Berthe Weill publie aujourd’hui ses mémoires. Quand on m’a proposé d’écrire quelques lignes en guise de préface, j’ai voulu aller voir Berthe Weill, que je ne connaissais que par sa renommée.
Je me suis donc rendue 46, rue Laffitte, dans la galerie où elle présente à la fois au public des livres choisis avec goût – livres d’art ou simple nouveautés de librairies – et des expositions fréquemment renouvelées.
Faute de connaître Berthe Weill, je cherchais à l’imaginer.
Elle qui avait lutté si longtemps, elle devait avoir des cheveux un peu grisonnants. D’accord. Elle qui avait lutté si durement, elle devait être bâtie pour les conflits de l’existence. Ce devait être une sorte de géante robuste, roulant les épaules, serrant les poings au bout de bras courbes comme des anses aussi que le sont les bras des lutteurs. J’imaginais sur une stature athlétique, bâtie pour prendre corps à corps les difficultés et les précipiter à terre, j’imaginais une belle figure osseuse de conquérante, avec de grands yeux clairs où paraîtraient les lueurs de l’inspiration. Force et foi, tels étaient les deux éléments dont je formais ma prophétie plastique.
J’entre. On va prévenir Mlle Berthe Weill.
La voici.
C’est – comme on chantait avant la guerre – « c’est une toute petite bonne femme pas plus haute que ça ». Mais petite, petite… Des faibles épaules tombantes, un corps grêle auquel collent de petits bras, une démarche trotinnante de souris, une figure calme, modeste, à bandeaux gris, cachée par une énorme paire de lunettes.
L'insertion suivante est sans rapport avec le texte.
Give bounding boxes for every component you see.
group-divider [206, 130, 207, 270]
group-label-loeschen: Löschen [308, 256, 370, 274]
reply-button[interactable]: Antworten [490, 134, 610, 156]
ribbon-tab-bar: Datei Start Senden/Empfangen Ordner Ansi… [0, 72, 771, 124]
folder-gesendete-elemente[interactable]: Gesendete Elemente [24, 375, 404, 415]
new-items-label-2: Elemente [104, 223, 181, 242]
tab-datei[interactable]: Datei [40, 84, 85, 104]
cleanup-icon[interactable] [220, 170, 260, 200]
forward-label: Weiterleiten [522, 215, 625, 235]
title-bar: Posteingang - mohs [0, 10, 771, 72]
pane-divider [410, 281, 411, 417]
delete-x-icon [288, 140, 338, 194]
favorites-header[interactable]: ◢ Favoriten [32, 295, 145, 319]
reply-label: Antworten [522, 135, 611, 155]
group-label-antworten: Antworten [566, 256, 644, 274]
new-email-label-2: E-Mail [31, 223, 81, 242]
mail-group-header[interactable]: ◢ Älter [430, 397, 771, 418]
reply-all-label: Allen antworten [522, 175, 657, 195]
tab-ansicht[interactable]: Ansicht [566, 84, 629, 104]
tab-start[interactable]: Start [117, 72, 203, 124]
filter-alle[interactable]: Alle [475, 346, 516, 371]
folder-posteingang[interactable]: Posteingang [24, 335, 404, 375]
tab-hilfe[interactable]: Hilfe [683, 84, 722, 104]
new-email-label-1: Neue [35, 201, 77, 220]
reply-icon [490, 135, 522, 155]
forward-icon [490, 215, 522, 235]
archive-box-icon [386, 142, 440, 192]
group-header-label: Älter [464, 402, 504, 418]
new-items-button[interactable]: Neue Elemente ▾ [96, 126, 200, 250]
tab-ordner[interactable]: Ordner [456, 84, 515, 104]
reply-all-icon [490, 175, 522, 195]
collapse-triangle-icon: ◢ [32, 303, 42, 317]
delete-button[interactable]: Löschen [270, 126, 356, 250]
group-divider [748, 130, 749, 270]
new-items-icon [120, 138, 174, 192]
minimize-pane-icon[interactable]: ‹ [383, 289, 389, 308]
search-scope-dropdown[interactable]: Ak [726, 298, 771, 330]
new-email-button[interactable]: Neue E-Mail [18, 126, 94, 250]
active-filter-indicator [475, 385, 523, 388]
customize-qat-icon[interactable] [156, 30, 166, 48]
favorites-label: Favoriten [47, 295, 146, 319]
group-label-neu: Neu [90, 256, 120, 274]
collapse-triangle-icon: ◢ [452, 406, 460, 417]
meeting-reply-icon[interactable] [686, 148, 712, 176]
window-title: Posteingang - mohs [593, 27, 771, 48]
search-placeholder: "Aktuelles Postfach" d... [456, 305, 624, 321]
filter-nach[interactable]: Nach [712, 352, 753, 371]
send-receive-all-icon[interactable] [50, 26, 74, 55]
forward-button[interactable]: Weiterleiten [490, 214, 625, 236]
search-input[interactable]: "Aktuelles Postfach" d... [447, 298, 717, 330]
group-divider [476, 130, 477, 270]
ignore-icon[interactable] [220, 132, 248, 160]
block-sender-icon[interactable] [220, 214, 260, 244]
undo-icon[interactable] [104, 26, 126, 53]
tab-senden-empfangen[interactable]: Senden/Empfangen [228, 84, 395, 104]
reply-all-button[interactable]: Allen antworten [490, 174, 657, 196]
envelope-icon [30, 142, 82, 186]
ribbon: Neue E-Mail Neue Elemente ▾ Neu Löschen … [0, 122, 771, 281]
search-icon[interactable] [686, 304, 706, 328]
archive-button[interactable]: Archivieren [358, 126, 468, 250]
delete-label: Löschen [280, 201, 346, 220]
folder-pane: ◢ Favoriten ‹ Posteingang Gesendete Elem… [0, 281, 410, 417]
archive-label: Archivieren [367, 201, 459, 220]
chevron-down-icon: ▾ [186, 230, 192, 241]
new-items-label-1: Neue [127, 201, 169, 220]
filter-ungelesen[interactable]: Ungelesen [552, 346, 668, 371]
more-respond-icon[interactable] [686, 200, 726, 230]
Quoi ! C’est là cette pourfendeuse héroïque du dragon de la banalité ? Quoi ! Voici la magnifique lutteuse qui, toute sa vie, a combattu pour la beauté et pour la noblesse de l’art français ?
Mlle Berthe Weill, statuette d’étagère, ne fait pas un geste, ne dit pas un mot. Mais, par les deux disques des lunettes géantes, je vois ses yeux clairs qui me regardent avec fixité, cette fixité sans doute qu’elle avait lorsqu’elle devinait, en présence d’une œuvre, l’âme et l’avenir de celui qui en était l’auteur.
Un mot gentil la fait sourire, d’un bon sourire franc. Les petits bras se décollent, non sans hésitation, comme les ailes d’un minuscule insecte qui sort de sa chrysalide. Un enthousiasme que nous partageons fait tout à coup briller une flamme dans ce petit visage. L’expression d’une animosité esthétique qui nous est commune stimule en Mlle Weill un mouvement d’indignation, d’ailleurs joyeuse. Et voilà, un bon rire d’artiste comme on en a, dans les ateliers, après une séance de travail, ou comme on en a à la campagne, entre copains, pour se détendre d’une journée passée devant un chevalet de paysagiste. Bien mieux ! Elle s’est transformée pleinement, cette Berthe Weill aux maigres épaules, à la marche menue, à la figure fermée. Elle est pleine de fougue, d’élan, de vitalité. Elle s’exalte. Elle explose. La taupinière est devenue volcan.
Puis tout rentre en ordre. Les petits bras reviennent à leur place. Les yeux semblent s’inquiéter, derrière les grosses lunettes rondes, d’avoir livré à l’inconnu que je suis tant de fougue.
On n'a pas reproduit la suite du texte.